Electromechanically Tunable Suspended Optical Nano-antenna
Kai Chen, Gary Razinskas, Thorsten Feichtner, Swen Grossmann, Silke, Christiansen, and Bert Hecht

TL;DR
This paper presents a suspended optical nano-antenna whose resonance can be precisely tuned via electromechanical control, enabling large bandwidth nanoelectromechanical systems with potential applications in sensing and active plasmonics.
Contribution
It introduces a novel suspended two-wire plasmonic nano-antenna that can be electromechanically tuned without disturbing its resonance, advancing nanoelectromechanical system capabilities.
Findings
Resonance wavelength can be reversibly tuned by voltage.
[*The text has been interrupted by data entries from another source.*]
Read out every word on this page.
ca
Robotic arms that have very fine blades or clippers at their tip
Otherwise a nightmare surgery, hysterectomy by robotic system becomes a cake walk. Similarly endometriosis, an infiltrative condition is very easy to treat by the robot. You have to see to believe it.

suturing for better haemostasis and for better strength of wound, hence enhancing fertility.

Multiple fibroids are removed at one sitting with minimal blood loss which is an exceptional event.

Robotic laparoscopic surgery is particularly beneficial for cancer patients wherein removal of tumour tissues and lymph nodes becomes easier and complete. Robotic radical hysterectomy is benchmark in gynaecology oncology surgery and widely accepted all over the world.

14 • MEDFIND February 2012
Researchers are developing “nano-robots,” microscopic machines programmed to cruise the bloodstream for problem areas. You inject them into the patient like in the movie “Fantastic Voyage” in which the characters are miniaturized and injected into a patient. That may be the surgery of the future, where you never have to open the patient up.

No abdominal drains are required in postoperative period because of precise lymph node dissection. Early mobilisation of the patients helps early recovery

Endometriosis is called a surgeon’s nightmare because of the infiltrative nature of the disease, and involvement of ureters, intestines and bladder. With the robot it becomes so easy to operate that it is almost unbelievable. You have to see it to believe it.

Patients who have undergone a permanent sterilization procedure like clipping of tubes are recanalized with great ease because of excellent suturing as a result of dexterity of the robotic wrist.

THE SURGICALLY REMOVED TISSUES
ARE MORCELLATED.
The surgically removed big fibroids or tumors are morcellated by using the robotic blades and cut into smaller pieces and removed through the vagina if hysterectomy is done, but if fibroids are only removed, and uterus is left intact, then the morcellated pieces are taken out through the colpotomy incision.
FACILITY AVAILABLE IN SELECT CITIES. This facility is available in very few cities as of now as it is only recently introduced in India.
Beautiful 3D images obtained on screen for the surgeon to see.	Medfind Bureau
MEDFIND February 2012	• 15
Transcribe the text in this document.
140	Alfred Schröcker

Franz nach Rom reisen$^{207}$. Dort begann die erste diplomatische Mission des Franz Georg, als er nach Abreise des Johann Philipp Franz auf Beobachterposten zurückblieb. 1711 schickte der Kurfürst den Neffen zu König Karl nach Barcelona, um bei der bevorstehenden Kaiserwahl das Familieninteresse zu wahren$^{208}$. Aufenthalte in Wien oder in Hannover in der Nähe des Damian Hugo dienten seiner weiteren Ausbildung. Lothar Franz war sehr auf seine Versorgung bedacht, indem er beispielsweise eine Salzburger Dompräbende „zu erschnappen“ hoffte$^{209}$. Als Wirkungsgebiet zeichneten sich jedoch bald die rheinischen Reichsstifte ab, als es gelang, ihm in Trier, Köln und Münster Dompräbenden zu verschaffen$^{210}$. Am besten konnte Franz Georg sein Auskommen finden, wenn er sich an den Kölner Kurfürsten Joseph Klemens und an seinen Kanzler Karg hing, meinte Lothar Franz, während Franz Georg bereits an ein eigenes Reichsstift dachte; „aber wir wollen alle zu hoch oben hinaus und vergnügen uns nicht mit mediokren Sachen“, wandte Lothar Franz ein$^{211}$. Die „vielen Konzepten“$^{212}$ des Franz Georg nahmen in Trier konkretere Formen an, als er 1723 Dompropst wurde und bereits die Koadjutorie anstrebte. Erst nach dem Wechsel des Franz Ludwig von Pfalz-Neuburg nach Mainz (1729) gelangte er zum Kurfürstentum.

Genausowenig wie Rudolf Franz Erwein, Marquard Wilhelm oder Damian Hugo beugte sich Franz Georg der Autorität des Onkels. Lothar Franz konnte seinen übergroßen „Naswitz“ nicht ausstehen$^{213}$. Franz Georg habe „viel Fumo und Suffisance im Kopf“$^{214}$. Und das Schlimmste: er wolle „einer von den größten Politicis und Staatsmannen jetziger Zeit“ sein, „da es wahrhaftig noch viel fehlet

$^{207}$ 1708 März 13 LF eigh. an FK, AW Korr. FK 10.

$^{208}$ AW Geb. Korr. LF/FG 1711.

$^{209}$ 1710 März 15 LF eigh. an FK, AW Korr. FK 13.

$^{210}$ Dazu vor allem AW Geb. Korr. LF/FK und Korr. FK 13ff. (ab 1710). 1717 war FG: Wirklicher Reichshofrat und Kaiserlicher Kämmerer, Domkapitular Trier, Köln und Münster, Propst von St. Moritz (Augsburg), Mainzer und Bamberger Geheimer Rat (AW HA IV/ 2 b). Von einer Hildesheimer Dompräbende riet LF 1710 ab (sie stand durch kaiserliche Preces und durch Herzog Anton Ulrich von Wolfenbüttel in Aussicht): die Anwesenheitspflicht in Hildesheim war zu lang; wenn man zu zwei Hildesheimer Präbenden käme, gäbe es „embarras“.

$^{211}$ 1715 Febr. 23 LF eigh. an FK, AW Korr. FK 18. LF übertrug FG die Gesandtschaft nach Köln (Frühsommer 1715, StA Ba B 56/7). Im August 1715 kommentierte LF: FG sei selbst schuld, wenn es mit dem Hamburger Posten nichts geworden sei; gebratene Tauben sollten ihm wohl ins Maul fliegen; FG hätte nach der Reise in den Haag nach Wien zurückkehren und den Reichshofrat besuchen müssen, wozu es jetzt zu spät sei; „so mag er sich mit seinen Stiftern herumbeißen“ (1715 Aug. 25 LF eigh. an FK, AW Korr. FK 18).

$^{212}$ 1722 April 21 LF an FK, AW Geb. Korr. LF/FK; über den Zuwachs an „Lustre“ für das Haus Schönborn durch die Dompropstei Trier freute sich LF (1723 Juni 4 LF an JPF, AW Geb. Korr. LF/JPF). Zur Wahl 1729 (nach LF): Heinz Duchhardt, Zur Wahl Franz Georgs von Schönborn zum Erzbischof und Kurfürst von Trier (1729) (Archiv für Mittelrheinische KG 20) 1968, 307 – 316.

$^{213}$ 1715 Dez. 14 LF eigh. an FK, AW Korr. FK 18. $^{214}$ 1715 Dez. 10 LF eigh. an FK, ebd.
The nano-antenna acts as a nano-electrometer.
Potential for large bandwidth optical NEMS.
Abstract
Coupling mechanical degrees of freedom with plasmonic resonances has potential applications in optomechanics, sensing, and active plasmonics. Here we demonstrate a suspended two-wire plasmonic nano-antenna acting like a nano-electrometer. The antenna wires are supported and electrically connected via thin leads without disturbing the antenna resonance. As a voltage is applied, equal charges are induced on both antenna wires. The resulting equilibrium between the repulsive Coulomb force and the restoring elastic bending force enables us to precisely control the gap size. As a result the resonance wavelength and the field enhancement of the suspended optical nano-antenna (SONA) can be reversibly tuned. Our experiments highlight the potential to realize large bandwidth optical nanoelectromechanical systems (NEMS).